` MnO_4` ions are reduced in acidic condition to `Mn^(2+)`ions whereas they are reduced in neutral condition to `MnO_2`. The oxidation of 25 mL of a solution X containing `Fe^(2+)` ions required in acidic condition 20 mL of a solution Y containing `MnO_4` ions.
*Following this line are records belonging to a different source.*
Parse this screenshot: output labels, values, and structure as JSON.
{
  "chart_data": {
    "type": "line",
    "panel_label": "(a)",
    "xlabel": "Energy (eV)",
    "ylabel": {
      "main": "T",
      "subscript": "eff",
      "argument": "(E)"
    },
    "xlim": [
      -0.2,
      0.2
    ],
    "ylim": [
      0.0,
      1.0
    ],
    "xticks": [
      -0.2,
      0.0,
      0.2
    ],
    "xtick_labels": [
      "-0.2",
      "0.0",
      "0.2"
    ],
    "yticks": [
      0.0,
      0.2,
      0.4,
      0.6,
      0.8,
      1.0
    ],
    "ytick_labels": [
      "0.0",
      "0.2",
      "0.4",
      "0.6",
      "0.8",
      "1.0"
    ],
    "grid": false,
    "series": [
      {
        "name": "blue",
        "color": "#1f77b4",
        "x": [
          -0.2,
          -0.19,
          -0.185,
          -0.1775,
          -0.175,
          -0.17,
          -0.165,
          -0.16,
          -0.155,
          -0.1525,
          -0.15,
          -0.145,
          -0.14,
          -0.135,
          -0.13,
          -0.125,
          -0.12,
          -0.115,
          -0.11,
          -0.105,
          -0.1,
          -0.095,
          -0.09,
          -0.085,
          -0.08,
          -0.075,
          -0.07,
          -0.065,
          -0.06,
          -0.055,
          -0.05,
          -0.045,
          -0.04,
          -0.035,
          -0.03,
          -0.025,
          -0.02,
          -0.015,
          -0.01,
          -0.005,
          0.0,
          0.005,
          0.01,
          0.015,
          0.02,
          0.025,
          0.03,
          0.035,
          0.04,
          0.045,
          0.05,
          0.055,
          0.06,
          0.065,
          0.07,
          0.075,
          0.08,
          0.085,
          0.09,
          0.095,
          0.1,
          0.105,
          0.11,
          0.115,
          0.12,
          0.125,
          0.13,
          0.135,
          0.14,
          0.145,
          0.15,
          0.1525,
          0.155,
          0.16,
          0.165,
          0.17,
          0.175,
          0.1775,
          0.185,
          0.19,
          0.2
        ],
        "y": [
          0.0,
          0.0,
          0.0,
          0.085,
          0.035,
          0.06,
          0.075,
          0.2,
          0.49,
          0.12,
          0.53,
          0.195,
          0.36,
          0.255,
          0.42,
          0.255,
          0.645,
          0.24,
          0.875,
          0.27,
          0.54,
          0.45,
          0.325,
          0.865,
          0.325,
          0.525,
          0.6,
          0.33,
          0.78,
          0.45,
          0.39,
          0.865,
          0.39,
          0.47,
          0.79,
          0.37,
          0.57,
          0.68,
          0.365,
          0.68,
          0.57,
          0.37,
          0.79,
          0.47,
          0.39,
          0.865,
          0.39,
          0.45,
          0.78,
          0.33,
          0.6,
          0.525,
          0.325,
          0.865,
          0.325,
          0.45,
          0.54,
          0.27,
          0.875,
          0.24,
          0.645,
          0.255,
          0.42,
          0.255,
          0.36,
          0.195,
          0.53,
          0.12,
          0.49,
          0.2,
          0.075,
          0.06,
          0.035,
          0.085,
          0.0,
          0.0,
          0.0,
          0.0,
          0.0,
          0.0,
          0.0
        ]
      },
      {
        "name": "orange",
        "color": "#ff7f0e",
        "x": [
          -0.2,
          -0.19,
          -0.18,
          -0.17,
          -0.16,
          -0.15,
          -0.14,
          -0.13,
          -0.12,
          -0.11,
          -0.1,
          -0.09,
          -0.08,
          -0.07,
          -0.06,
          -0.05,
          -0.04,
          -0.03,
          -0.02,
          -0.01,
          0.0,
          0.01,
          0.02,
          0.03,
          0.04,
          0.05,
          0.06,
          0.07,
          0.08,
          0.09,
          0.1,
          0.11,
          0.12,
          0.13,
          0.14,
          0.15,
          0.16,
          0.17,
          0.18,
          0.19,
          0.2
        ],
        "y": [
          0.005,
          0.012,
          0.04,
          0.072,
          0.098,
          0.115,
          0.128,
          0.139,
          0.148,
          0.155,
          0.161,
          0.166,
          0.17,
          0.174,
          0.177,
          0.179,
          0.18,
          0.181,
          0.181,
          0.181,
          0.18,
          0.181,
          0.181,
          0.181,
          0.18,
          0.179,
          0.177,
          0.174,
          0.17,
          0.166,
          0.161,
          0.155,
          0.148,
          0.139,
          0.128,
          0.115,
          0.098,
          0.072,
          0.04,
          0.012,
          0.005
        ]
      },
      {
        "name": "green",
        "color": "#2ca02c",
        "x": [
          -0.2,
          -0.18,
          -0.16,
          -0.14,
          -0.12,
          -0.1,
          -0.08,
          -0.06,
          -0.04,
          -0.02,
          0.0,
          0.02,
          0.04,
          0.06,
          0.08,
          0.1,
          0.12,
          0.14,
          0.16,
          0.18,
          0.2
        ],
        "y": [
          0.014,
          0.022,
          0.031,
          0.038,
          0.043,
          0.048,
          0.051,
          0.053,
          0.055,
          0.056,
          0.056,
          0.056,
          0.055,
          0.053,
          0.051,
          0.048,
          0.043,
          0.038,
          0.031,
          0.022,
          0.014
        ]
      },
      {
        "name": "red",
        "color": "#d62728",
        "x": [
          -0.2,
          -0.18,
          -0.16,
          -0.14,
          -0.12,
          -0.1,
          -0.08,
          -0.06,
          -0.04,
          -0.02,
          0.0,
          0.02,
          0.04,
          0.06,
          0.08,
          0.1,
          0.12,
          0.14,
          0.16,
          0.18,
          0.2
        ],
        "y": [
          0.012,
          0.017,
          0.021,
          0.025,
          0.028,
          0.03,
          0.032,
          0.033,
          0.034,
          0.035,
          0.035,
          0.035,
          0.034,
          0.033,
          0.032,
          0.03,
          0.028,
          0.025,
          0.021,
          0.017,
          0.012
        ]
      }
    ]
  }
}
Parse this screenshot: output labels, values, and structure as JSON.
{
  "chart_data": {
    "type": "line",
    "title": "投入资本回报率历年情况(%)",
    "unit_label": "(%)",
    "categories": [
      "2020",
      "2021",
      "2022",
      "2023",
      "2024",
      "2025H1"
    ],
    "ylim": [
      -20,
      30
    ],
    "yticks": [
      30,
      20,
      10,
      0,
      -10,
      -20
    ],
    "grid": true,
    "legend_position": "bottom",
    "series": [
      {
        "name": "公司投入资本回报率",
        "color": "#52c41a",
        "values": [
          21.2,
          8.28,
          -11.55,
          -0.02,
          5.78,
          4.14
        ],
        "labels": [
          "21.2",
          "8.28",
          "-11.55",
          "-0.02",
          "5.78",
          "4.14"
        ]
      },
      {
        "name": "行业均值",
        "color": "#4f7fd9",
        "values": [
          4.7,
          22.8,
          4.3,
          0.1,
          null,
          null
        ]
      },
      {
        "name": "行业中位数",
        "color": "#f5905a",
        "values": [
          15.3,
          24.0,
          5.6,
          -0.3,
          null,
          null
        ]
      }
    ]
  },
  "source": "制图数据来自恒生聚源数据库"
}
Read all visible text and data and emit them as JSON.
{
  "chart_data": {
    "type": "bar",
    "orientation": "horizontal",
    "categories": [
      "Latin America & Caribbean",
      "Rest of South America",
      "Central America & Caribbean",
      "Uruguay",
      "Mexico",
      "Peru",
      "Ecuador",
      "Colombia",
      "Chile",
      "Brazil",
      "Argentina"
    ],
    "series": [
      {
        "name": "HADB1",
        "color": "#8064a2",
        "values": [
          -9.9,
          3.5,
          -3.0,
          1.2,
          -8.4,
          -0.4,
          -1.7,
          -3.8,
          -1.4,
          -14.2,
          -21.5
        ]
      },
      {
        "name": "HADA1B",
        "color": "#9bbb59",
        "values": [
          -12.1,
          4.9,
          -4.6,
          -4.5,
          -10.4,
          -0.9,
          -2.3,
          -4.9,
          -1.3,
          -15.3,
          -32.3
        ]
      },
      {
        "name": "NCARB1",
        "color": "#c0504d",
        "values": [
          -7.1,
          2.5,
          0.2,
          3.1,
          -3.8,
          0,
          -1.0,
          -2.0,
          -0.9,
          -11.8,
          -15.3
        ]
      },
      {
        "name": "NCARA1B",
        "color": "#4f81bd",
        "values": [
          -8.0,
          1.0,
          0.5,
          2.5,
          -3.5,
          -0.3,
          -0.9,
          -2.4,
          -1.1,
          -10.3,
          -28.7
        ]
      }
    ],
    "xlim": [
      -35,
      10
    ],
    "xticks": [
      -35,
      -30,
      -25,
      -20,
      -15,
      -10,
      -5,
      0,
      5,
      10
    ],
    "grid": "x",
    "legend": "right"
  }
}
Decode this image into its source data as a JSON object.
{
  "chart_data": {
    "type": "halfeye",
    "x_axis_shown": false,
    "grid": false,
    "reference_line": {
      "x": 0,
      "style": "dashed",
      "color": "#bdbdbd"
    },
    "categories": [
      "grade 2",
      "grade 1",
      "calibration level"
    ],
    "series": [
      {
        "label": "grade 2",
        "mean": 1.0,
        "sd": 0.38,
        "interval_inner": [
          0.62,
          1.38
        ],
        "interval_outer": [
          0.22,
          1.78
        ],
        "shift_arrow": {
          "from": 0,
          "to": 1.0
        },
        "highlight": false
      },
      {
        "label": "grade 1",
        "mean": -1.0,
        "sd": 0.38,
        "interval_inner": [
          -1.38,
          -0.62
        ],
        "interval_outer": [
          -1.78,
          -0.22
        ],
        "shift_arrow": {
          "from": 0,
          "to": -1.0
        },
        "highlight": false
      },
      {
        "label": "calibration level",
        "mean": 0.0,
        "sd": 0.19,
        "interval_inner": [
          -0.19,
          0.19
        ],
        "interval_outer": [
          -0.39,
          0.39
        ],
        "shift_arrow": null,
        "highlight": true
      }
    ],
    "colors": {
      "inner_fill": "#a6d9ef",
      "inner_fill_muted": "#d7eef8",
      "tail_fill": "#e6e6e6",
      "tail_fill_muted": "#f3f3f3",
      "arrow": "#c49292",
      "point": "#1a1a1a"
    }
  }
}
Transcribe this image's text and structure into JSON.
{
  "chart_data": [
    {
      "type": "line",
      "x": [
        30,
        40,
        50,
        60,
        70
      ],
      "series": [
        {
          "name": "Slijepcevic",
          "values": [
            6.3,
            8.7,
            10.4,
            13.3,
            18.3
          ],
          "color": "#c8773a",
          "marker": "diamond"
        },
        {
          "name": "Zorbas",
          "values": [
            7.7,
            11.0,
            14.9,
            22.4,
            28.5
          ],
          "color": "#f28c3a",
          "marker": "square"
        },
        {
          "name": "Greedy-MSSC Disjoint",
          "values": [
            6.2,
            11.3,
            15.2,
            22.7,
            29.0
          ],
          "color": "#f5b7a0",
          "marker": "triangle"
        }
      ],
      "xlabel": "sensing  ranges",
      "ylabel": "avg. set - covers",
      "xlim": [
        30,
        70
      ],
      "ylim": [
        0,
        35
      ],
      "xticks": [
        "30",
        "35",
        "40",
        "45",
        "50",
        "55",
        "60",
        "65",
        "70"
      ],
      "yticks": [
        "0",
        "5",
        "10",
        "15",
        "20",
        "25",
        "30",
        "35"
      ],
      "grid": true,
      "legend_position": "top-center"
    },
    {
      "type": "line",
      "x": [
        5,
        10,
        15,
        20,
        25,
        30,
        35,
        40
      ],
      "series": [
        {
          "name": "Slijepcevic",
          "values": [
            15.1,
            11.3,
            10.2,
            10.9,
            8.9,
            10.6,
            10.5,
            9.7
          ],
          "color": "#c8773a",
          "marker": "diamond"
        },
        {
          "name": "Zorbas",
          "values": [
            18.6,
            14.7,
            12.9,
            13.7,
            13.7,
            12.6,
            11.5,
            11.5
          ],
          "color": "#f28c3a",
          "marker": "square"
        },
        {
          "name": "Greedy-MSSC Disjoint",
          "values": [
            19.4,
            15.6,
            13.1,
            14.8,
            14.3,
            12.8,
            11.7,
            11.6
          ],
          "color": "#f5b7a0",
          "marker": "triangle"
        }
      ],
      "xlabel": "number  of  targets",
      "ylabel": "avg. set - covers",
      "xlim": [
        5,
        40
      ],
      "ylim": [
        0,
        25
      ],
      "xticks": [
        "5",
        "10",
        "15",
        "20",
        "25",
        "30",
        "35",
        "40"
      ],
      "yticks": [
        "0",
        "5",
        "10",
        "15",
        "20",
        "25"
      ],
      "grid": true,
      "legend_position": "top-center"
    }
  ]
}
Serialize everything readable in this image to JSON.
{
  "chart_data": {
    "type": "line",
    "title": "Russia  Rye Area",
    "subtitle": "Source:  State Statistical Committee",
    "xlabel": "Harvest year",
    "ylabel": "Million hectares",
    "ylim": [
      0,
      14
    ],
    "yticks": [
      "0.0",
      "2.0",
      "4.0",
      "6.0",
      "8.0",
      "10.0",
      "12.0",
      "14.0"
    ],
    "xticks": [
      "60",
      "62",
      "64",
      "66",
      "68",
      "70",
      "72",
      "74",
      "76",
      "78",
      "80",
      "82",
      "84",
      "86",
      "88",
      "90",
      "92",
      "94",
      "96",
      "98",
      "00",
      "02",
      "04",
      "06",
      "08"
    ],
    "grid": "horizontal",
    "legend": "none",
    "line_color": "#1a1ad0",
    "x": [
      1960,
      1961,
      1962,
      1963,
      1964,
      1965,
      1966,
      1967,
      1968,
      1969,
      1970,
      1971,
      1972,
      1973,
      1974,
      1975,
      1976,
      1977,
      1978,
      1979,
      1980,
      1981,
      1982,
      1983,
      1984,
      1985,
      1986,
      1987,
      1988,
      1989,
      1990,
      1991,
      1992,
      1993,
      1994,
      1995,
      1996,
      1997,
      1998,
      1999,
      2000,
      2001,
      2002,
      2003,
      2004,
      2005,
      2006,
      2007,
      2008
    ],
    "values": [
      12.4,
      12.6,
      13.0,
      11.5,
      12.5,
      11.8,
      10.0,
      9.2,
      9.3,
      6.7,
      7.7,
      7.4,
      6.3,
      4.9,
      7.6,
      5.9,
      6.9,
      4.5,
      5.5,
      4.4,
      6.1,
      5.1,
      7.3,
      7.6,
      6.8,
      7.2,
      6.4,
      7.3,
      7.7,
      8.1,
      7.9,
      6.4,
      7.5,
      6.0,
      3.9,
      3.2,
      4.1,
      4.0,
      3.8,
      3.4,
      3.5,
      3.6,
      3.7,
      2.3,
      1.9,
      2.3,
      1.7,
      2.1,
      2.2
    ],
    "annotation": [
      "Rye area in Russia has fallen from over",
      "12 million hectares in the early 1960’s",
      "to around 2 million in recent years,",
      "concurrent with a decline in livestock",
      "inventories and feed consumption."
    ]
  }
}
What volume of solution Y would be required to oxidise 25 mL of solution X containing `Fe^(2+)` ions in neutral condition?

in acidic medium
5 vol of `Fe^(2+)` requires 1 vol of `MnO_(4)^(-) ` in acidic medium
` therefore 25 Vol ` of ` Fe^(2+)` requires ` 1/5 xx 25 vol ` of ` MnO_4^(- ) ` in acidic medium
`1/5 xx 25 vol ` of `MnO_4 ^(- ) ~= 20 vol or 20 mL`
In neutral medium
3 mol of ` Fe^(2+) ` requires 1 vol of `MnO_(4)^(-)` in neutral medium then 25 vol of ` Fe^(2+)` requires `1/3 xx 25 vol` of ` MnO_4` in neutral medium
`1/5 xx 25 vol ` of `MnO_(4)^(- ) ~= 20 vol`
`therefore 1/3 x 25 vol ` of ` MnO_4^(-) =(20) /(5) xx (25)/( 3 ) vol` of `MnO_(4)^(-)`
`= 33.3 vol or mL`